One final note. As Steinhardt says, future experiments will shed light on the BICEP2 situation, and these experiments will justifiably face heightened scrutiny:

This time, the teams can be assured that the world will be paying close attention. This time, acceptance will require measurements over a range of frequencies to discriminate from foreground effects, as well as tests to rule out other sources of confusion. And this time, the announcements should be made after submission to journals and vetting by expert referees. If there must be a press conference, hopefully the scientific community and the media will demand that it is accompanied by a complete set of documents, including details of the systematic analysis and sufficient data to enable objective verification.

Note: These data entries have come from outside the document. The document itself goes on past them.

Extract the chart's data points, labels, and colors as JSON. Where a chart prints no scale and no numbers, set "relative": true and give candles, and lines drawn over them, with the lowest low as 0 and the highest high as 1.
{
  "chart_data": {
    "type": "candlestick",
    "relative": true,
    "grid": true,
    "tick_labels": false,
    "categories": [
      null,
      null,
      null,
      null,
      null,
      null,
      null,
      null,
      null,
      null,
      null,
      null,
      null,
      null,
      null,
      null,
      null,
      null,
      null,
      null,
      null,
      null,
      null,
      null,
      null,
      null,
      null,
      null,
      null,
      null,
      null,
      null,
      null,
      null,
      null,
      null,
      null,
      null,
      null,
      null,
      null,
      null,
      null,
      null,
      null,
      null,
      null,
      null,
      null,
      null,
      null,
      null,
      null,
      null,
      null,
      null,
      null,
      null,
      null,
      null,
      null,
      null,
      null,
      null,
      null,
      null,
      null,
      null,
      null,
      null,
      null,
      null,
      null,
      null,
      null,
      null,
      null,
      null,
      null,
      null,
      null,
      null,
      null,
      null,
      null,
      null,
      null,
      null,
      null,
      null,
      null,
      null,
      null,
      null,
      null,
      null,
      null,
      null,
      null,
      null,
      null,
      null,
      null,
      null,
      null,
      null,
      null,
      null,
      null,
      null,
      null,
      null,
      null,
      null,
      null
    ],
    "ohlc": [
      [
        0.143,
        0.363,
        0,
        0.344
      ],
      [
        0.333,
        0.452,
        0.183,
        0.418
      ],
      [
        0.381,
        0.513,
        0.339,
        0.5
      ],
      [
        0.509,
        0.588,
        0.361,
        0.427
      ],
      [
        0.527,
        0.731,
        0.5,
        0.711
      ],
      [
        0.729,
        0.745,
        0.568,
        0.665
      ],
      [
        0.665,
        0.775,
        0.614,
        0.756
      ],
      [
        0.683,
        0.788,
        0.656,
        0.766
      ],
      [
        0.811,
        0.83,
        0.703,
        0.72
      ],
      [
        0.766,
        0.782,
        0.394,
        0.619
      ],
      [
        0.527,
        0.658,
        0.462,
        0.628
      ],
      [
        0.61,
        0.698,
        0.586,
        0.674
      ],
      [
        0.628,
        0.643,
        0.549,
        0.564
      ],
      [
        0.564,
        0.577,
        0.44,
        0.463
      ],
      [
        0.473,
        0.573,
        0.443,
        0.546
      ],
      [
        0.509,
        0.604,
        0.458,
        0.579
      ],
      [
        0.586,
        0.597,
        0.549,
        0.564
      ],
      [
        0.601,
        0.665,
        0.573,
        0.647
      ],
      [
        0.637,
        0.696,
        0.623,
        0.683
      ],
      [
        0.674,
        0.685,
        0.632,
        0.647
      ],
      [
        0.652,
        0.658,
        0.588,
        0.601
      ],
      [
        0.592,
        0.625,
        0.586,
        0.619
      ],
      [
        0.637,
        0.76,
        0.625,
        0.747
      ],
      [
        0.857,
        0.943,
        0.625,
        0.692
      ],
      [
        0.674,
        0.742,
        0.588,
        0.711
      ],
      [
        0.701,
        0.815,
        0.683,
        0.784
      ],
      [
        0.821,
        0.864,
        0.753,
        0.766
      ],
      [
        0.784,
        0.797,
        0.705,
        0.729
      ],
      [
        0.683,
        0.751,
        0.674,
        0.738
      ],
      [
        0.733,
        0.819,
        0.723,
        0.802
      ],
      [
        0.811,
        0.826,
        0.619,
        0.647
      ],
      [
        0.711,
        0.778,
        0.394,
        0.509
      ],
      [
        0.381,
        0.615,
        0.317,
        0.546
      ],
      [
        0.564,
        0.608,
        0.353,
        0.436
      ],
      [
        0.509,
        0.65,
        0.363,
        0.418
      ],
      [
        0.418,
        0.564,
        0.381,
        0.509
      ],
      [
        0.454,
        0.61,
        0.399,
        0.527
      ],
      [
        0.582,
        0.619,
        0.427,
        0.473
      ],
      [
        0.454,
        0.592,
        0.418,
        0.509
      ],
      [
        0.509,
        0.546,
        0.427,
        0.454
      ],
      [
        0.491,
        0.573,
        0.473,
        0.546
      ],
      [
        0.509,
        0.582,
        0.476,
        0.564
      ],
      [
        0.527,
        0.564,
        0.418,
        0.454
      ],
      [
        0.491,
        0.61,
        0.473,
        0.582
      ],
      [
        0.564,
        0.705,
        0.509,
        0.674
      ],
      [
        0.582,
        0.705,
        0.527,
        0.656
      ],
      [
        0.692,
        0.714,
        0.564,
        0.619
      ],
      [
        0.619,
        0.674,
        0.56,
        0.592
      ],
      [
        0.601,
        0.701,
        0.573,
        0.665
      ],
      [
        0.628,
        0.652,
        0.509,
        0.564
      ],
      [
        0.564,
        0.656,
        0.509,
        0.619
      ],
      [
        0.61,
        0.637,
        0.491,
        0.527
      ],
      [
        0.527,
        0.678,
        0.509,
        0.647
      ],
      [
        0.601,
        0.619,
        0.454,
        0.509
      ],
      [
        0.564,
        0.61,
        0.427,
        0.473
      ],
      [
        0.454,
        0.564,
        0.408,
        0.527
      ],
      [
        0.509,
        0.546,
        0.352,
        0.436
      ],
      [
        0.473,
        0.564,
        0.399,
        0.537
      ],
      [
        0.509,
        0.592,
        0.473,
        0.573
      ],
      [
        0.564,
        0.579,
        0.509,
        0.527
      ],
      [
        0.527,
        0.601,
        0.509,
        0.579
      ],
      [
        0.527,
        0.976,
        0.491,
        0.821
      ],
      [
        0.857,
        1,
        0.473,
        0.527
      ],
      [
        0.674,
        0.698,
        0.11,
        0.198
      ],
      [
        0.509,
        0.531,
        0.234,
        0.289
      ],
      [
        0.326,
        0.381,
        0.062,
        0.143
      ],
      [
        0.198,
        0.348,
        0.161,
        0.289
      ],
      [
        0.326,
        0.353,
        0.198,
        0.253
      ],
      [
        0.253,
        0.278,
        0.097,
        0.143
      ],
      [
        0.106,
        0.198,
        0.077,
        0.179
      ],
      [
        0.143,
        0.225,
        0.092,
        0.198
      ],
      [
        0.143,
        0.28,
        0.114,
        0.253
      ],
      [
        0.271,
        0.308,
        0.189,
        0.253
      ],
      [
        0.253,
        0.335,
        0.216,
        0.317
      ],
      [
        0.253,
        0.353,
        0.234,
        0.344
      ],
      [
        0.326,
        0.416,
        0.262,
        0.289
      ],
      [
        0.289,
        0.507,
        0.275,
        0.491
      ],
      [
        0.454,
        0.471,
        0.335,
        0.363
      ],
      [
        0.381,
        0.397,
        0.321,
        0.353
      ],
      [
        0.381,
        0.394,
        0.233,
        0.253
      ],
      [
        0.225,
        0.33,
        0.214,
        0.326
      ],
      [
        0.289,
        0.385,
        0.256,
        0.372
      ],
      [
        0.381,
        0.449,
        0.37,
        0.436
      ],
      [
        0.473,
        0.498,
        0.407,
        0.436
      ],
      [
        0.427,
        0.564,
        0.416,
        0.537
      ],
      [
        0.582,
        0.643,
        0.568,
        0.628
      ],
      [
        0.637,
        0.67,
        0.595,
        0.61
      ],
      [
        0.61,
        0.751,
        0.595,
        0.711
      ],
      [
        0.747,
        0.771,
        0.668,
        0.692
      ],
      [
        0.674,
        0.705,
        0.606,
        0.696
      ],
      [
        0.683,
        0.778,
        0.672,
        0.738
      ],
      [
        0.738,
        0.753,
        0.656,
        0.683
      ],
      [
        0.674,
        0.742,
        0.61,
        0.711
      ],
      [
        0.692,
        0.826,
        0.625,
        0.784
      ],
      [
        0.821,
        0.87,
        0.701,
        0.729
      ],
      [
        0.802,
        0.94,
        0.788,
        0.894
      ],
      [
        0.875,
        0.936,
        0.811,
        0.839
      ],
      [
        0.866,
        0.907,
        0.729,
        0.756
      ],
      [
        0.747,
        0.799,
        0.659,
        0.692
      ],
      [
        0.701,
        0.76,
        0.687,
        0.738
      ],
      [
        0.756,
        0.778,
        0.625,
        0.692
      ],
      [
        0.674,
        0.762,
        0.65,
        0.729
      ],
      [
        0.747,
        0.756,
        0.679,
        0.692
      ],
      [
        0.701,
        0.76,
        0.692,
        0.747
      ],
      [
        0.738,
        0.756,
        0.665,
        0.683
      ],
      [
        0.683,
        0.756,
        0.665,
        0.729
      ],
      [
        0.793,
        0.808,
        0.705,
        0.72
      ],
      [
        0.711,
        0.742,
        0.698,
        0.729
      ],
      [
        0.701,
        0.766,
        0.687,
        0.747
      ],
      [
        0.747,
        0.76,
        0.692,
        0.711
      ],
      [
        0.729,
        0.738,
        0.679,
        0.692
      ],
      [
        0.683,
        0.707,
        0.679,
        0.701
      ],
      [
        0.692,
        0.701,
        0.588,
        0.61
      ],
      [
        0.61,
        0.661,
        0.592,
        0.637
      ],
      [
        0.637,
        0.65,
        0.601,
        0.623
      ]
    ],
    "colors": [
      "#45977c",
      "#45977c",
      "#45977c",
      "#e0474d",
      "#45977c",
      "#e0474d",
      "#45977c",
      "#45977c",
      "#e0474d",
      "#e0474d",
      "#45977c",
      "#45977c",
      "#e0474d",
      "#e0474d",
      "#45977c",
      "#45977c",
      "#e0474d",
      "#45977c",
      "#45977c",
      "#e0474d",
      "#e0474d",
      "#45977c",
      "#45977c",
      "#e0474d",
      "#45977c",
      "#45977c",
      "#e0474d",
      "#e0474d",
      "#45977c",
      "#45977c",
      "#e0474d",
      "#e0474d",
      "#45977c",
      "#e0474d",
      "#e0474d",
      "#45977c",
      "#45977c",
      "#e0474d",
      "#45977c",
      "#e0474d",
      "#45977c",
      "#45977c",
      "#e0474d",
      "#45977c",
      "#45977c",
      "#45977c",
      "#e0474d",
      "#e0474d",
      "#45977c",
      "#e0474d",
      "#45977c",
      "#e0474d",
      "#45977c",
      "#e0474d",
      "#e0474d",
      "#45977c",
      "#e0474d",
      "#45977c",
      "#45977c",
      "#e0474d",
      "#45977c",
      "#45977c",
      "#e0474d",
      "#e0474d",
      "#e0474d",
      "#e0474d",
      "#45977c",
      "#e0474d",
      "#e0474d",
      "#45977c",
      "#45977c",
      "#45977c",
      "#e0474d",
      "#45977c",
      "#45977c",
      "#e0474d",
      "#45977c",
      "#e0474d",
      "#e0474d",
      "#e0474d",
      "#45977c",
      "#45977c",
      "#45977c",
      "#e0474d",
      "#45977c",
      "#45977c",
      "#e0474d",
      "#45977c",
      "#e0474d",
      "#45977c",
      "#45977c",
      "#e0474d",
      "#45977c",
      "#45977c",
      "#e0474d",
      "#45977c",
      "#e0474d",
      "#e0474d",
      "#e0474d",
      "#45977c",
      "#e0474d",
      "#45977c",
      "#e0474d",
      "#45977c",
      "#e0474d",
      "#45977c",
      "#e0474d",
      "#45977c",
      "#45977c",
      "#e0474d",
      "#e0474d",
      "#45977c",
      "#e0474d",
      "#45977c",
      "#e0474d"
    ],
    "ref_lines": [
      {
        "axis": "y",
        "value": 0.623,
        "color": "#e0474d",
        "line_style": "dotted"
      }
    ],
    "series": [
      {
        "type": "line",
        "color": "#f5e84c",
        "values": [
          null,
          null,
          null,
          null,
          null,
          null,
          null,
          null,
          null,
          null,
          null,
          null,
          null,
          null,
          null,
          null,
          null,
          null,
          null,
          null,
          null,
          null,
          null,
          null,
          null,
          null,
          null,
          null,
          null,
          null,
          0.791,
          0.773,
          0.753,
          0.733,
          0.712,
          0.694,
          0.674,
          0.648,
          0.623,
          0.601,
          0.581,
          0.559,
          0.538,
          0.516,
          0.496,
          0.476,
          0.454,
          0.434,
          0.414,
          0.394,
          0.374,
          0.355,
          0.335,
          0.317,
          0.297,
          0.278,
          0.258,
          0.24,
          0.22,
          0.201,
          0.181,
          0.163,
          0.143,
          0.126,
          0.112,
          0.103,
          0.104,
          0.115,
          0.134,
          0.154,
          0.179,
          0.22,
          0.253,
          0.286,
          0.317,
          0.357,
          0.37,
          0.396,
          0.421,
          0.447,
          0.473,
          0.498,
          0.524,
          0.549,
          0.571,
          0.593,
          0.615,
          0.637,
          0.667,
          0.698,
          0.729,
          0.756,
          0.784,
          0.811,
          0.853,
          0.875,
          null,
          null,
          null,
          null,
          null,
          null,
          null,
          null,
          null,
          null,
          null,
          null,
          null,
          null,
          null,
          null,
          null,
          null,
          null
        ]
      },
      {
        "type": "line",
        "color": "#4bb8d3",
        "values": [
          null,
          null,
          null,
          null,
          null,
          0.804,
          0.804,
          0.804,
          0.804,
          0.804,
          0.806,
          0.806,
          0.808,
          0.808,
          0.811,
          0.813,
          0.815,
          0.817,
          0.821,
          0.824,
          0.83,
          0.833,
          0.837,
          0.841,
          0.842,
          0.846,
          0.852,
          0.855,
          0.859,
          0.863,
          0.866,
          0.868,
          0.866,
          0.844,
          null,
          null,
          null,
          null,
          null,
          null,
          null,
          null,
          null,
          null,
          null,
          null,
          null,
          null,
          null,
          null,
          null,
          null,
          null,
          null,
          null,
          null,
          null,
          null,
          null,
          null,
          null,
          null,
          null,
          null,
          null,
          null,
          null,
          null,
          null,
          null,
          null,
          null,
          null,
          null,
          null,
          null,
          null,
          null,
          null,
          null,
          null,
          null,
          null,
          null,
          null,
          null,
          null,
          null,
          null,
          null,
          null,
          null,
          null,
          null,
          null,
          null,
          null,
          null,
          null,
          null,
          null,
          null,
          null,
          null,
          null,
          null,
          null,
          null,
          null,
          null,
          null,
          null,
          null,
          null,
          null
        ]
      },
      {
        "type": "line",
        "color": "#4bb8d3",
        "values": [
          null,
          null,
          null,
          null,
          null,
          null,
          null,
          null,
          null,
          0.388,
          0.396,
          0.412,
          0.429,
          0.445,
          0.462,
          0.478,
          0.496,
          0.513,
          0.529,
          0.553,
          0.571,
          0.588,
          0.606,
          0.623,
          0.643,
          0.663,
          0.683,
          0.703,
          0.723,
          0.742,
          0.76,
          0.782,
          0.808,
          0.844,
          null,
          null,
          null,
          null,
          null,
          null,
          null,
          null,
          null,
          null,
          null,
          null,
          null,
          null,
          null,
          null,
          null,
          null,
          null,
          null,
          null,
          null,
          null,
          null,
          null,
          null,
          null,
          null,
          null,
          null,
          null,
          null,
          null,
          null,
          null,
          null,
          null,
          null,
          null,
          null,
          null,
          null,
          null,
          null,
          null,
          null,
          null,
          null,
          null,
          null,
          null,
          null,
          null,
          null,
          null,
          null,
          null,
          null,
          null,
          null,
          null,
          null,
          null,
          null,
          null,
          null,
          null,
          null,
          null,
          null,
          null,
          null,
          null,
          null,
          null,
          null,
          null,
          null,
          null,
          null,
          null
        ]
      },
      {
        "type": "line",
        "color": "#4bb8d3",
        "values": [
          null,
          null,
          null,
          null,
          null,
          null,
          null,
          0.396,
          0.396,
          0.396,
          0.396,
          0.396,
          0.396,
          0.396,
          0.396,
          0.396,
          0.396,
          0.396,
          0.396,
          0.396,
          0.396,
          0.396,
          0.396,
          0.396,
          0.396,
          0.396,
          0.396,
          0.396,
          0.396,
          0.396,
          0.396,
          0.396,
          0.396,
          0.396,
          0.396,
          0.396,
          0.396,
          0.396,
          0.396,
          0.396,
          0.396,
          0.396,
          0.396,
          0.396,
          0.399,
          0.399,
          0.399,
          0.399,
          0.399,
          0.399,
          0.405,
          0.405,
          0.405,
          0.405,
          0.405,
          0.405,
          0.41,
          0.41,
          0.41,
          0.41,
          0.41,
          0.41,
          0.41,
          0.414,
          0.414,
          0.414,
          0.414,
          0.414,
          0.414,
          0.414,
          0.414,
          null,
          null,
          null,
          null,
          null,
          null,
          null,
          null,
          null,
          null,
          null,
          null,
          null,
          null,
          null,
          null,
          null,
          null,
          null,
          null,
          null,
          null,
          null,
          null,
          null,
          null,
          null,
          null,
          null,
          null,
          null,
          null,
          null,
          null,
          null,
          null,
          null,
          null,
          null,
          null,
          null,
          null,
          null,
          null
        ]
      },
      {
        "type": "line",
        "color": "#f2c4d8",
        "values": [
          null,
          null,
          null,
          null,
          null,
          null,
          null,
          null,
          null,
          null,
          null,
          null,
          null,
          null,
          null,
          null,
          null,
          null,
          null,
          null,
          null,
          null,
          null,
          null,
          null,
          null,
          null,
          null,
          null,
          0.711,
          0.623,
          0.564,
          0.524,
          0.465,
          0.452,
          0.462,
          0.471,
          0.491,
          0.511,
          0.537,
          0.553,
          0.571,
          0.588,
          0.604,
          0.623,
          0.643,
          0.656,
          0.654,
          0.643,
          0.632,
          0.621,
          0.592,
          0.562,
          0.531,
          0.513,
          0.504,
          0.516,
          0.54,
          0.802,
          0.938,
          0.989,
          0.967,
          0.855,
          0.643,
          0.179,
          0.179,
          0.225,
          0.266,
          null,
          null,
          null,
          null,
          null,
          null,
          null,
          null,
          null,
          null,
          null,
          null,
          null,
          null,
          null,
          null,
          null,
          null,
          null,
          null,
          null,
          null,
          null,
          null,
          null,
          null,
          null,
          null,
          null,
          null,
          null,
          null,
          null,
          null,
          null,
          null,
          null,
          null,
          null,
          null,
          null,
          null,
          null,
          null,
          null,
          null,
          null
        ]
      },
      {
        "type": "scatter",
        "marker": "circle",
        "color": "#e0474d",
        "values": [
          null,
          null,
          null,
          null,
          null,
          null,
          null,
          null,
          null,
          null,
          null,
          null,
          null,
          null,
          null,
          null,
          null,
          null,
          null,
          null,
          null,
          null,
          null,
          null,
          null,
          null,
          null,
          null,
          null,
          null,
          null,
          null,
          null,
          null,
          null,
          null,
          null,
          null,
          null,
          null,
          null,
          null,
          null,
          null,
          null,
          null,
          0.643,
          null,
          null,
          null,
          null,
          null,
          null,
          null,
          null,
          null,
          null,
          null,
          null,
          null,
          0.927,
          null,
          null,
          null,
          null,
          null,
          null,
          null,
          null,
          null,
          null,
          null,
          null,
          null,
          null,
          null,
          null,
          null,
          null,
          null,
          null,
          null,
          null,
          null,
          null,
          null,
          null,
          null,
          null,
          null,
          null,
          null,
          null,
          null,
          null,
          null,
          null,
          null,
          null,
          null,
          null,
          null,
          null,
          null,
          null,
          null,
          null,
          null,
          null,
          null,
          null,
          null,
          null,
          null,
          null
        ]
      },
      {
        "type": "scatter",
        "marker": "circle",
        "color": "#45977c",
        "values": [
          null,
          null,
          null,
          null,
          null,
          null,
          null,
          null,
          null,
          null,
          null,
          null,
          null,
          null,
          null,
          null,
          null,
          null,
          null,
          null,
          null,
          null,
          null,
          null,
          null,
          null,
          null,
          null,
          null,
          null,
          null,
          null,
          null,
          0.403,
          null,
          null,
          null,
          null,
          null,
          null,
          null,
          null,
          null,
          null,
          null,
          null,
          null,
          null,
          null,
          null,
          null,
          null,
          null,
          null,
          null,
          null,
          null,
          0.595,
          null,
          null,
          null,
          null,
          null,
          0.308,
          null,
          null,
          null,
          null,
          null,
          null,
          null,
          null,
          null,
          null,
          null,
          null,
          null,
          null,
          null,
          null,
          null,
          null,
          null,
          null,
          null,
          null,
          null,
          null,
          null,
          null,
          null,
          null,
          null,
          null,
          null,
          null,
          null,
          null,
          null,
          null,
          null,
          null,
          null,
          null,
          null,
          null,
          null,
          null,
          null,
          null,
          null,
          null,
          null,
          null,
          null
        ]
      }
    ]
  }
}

For what it’s worth, I don’t think that people should necessarily wait until results have been refereed before announcing them publicly. In astrophysics, it’s become standard to release preprints publicly before peer review. I know that lots of scientists disagree about this, but on balance I think that that’s a good thing. The doubts that have been raised about BICEP2 could very easily not have been caught by the journal referees. If they’d waited to announce the result publicly until after peer review, we could easily be having the same argument months later, about something that had undergone peer review. Errors are much likely to be caught when the entire community is scrutinizing the results rather than one or two referees.

I should add that Steinhardt is completely right about the “accompanied by a complete set of documents” part.

Update: Peter Coles has a very nice post (as usual) on this. His views and mine are extremely similar.